The Trump administration is considering extending a ban on laptops in aircraft cabins to all flights to the US from anywhere in the world, in a move that would create major disruption for passengers and airlines.
US homeland security officials who met European commissioners in Brussels this week said that if Washington does extend its ban on large electronic devices, Europe would not be singled out and restrictions would apply to all flights to the US.
Brussels was also assured that it would be given ample warning of any extension of the ban in order to alert member states and European airlines. EU and US officials will meet again in Washington next week to discuss the technical practicalities of extending the ban.
David Lapan, a spokesperson for homeland security, said that secretary John Kelly was considering a worldwide extension of the US ban, though no decision had yet been taken.
"We are considering extending the restriction that is in place in the Middle East and north Africa now, and the expansion of those restrictions could include Europe and other locations," said Mr Lapan. "We've had ongoing discussions with our European colleagues but it is still something that Secretary Kelly is considering."
The decision has reduced any anger in Brussels that Europe would be singled out by any ban and that the US was failing to fully communicate the details of its plans. "In the army, when you have a kettle and you are making porridge, you cannot make it thicker in one corner of the kettle," said one senior EU diplomat. "It is the same with flight security. Why should [EU-US] flights be restricted and more secure than the ones to Thailand or Egypt?"
Under the proposed restrictions, passengers would be forbidden from carrying electronic items larger than a mobile phone into an aircraft cabin as hand luggage. The ban is already in force at nine Middle Eastern airlines which fly to the US.
The restrictions come in response to fears that Isis is developing a bomb that can be hidden within a laptop and detonated on board.
Airlines fear the impact of any laptop restrictions. The chief executive of the International Air Transport Association, the airline lobby group, has estimated that extending the ban to Europe alone would cost passengers $1bn through longer travel times and lost productivity.
The ban also threatens to hit demand for flights to the US, with many companies forbidding employees from stowing laptops in the hold because of the risk of sensitive information being stolen.
One European airline official said the impact of an extended ban would be huge. "It will definitely cause cancellations — especially in the first few weeks as people adapt to the new rules. It also might impact on travel patterns — people might not fly so much and instead opt for a video call," the official said.
Emirates, the largest Gulf carrier, last week reported an 82 per cent fall in annual profits, which it blamed in part on the laptop ban and a resulting reduction in its flights to the US. In April, the airline announced it was cutting the number of US-bound flights because of weak demand following introduction of the measure.
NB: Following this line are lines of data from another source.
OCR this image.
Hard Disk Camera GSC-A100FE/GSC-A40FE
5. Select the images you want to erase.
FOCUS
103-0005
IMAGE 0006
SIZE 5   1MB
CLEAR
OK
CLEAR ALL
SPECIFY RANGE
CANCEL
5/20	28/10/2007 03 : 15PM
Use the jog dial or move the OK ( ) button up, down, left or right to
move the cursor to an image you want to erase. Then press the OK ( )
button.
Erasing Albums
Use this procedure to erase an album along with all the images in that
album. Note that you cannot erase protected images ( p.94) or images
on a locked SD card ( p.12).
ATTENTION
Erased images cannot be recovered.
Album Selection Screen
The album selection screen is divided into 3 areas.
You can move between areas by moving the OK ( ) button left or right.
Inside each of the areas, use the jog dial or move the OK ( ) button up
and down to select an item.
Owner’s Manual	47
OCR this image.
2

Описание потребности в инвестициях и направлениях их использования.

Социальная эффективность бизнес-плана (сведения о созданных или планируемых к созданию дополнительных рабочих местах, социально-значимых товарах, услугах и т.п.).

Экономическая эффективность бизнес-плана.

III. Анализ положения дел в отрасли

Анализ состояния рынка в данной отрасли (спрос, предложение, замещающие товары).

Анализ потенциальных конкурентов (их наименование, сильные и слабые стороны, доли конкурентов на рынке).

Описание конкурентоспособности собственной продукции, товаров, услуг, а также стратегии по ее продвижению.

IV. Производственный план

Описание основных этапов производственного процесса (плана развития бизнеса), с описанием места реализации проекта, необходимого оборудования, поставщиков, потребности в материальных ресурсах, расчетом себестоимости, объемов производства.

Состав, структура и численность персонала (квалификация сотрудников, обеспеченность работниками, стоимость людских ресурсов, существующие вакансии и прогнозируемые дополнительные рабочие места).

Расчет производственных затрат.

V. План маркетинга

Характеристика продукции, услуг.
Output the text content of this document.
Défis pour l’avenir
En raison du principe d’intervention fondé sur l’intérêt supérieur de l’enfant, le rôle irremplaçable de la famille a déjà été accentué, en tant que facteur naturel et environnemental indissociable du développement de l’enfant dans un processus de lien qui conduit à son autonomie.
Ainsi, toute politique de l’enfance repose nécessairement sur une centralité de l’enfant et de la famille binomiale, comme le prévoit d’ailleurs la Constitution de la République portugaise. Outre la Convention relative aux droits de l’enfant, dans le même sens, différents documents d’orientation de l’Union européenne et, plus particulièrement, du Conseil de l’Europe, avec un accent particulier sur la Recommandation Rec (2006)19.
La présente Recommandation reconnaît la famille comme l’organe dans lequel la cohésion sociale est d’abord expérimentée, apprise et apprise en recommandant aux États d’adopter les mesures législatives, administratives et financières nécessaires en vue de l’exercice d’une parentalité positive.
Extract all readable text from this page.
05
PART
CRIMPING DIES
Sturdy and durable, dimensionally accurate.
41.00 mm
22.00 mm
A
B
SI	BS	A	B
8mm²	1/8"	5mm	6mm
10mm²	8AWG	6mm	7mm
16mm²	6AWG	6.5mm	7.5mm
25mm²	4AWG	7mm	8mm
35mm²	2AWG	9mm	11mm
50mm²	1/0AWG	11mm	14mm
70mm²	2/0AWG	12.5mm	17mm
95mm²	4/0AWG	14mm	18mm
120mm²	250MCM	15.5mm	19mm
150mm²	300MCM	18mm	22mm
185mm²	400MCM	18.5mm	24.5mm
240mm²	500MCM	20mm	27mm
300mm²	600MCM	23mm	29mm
A ban would also force airlines to amend rules that prohibit lithium ion batteries from being stowed in hold luggage. Brussels is concerned by the danger posed by overheating batteries left in the hold. Flight safety experts have found that when packed tightly together, laptop batteries can self-ignite and burn. Overheating batteries can also give off fumes and explode on board.
The meeting between US and EU officials on Wednesday came after Brussels wrote to the Trump administration to complain of a lack of information regarding the proposed extension of the ban.
European officials were frustrated after reports emerged that US president Donald Trump had shared sensitive information on the matter with Russian ambassador Sergey Lavrov. "It is somewhat surprising though that intel was shared on this issue with Russian minister Lavrov, before being shared with ministers of allied countries," said one EU diplomat.